C'était une première mondiale : en juin, le chantier de la ligne 18 du Grand Paris Express, qui reliera l'aéroport d'Orly (Essonne) à la gare de Versailles-Chantiers (Yvelines) en 2030, a accueilli un voussoir de tunnel constitué d'un béton de la gamme Exegy de Vinci Construction, dans lequel le clinker est remplacé en intégralité par du laitier de haut-fourneau. Au total, 29 voussoirs de ce type seront installés, selon deux configurations de mise en œuvre différentes, dans le tunnel qui constitue le lot 1 du marché.

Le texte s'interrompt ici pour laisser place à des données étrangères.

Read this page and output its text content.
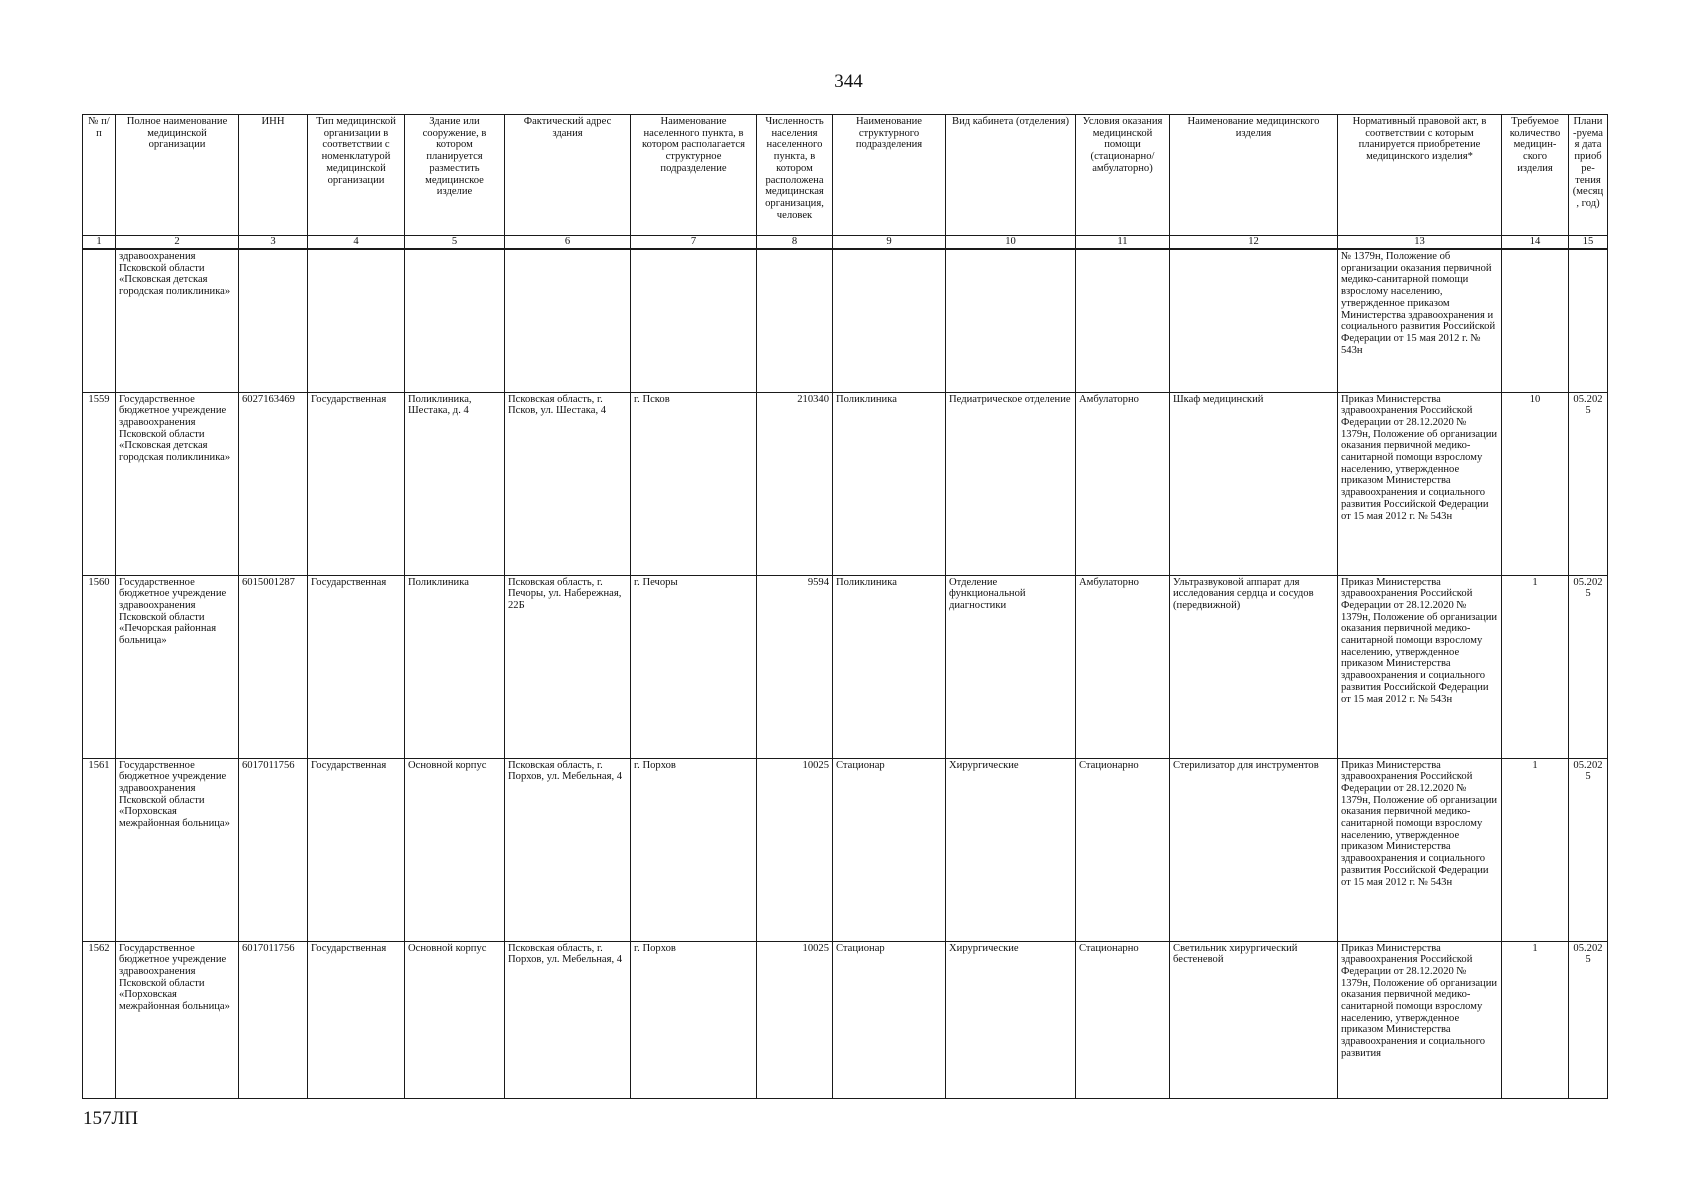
344
№ п/п	Полное наименование медицинской организации	ИНН	Тип медицинской организации в соответствии с номенклатурой медицинской организации	Здание или сооружение, в котором планируется разместить медицинское изделие	Фактический адрес здания	Наименование населенного пункта, в котором располагается структурное подразделение	Численность населения населенного пункта, в котором расположена медицинская организация, человек	Наименование структурного подразделения	Вид кабинета (отделения)	Условия оказания медицинской помощи (стационарно/ амбулаторно)	Наименование медицинского изделия	Нормативный правовой акт, в соответствии с которым планируется приобретение медицинского изделия*	Требуемое количество медицин-ского изделия	Плани-руемая дата приобре-тения (месяц, год)
1	2	3	4	5	6	7	8	9	10	11	12	13	14	15
	здравоохранения Псковской области «Псковская детская городская поликлиника»											№ 1379н, Положение об организации оказания первичной медико-санитарной помощи взрослому населению, утвержденное приказом Министерства здравоохранения и социального развития Российской Федерации от 15 мая 2012 г. № 543н		
1559	Государственное бюджетное учреждение здравоохранения Псковской области «Псковская детская городская поликлиника»	6027163469	Государственная	Поликлиника, Шестака, д. 4	Псковская область, г. Псков, ул. Шестака, 4	г. Псков	210340	Поликлиника	Педиатрическое отделение	Амбулаторно	Шкаф медицинский	Приказ Министерства здравоохранения Российской Федерации от 28.12.2020 № 1379н, Положение об организации оказания первичной медико-санитарной помощи взрослому населению, утвержденное приказом Министерства здравоохранения и социального развития Российской Федерации от 15 мая 2012 г. № 543н	10	05.2025
1560	Государственное бюджетное учреждение здравоохранения Псковской области «Печорская районная больница»	6015001287	Государственная	Поликлиника	Псковская область, г. Печоры, ул. Набережная, 22Б	г. Печоры	9594	Поликлиника	Отделение функциональной диагностики	Амбулаторно	Ультразвуковой аппарат для исследования сердца и сосудов (передвижной)	Приказ Министерства здравоохранения Российской Федерации от 28.12.2020 № 1379н, Положение об организации оказания первичной медико-санитарной помощи взрослому населению, утвержденное приказом Министерства здравоохранения и социального развития Российской Федерации от 15 мая 2012 г. № 543н	1	05.2025
1561	Государственное бюджетное учреждение здравоохранения Псковской области «Порховская межрайонная больница»	6017011756	Государственная	Основной корпус	Псковская область, г. Порхов, ул. Мебельная, 4	г. Порхов	10025	Стационар	Хирургические	Стационарно	Стерилизатор для инструментов	Приказ Министерства здравоохранения Российской Федерации от 28.12.2020 № 1379н, Положение об организации оказания первичной медико-санитарной помощи взрослому населению, утвержденное приказом Министерства здравоохранения и социального развития Российской Федерации от 15 мая 2012 г. № 543н	1	05.2025
1562	Государственное бюджетное учреждение здравоохранения Псковской области «Порховская межрайонная больница»	6017011756	Государственная	Основной корпус	Псковская область, г. Порхов, ул. Мебельная, 4	г. Порхов	10025	Стационар	Хирургические	Стационарно	Светильник хирургический бестеневой	Приказ Министерства здравоохранения Российской Федерации от 28.12.2020 № 1379н, Положение об организации оказания первичной медико-санитарной помощи взрослому населению, утвержденное приказом Министерства здравоохранения и социального развития	1	05.2025
157ЛП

La première configuration comprend la pose de huit voussoirs armés au droit des ouvertures de quatre rameaux de la ligne, tandis que la seconde prévoit la pose de trois anneaux complets, chacun constitué de sept voussoirs fibrés dans l'arrière-gare d'Orly, une zone non ouverte au public. Vingt-neuf, le chiffre paraît faible rapporté aux 41 000 voussoirs qui tapisseront les 11,8 km du tube de cette portion de la ligne. « C'est encore une expérimentation », rappelle-t-on chez Vinci, dont la division Grands Projets mène le groupement à l'œuvre. Les trois anneaux seront surveillés de près par des visites et des essais sur des éprouvettes de béton : « Il s'agit de s'assurer que ces voussoirs ont le même comportement dans le temps que ceux en béton traditionnel, en particulier leur géométrie, la fissuration et la carbonatation dans le matériau », précise le constructeur. Objectif : démontrer que ces éléments répondent aux spécifications demandées pour étendre leur utilisation à d'autres projets.

Quatre fois moins de CO2. La gamme Exegy a été conçue avec le producteur de laitier Ecocem, détenu à 49 % par le géant de la sidérurgie ArcelorMittal et dont les deux broyeurs sont installés à proximité de ses usines de Dunkerque (Nord) et de Fos-sur-Mer (Bouches-du-Rhône). Le béton à 100 % de laitier, dénommé « ultra bas carbone » par Vinci, a d'abord fait l'objet de tests au sein d'une filiale du groupe, CDB, afin de déterminer la formulation la plus adaptée aux voussoirs du tunnel. Leur fabrication a ensuite été confiée à l'entreprise Stradal, basée à Aubergenville (Yvelines).

Si restreinte soit-elle, cette expérimentation grandeur nature ouvre la possibilité d'une forte réduction des émissions de gaz à effet de serre liées au béton : avec 90 kg CO2/m3, le béton incluant 100 % de laitier émet près de quatre fois moins de dioxyde de carbone que le béton traditionnel (330 kg CO2/m3 ) et deux fois moins que le béton CEM III à 60 % de laitier (170 kg CO2/m3).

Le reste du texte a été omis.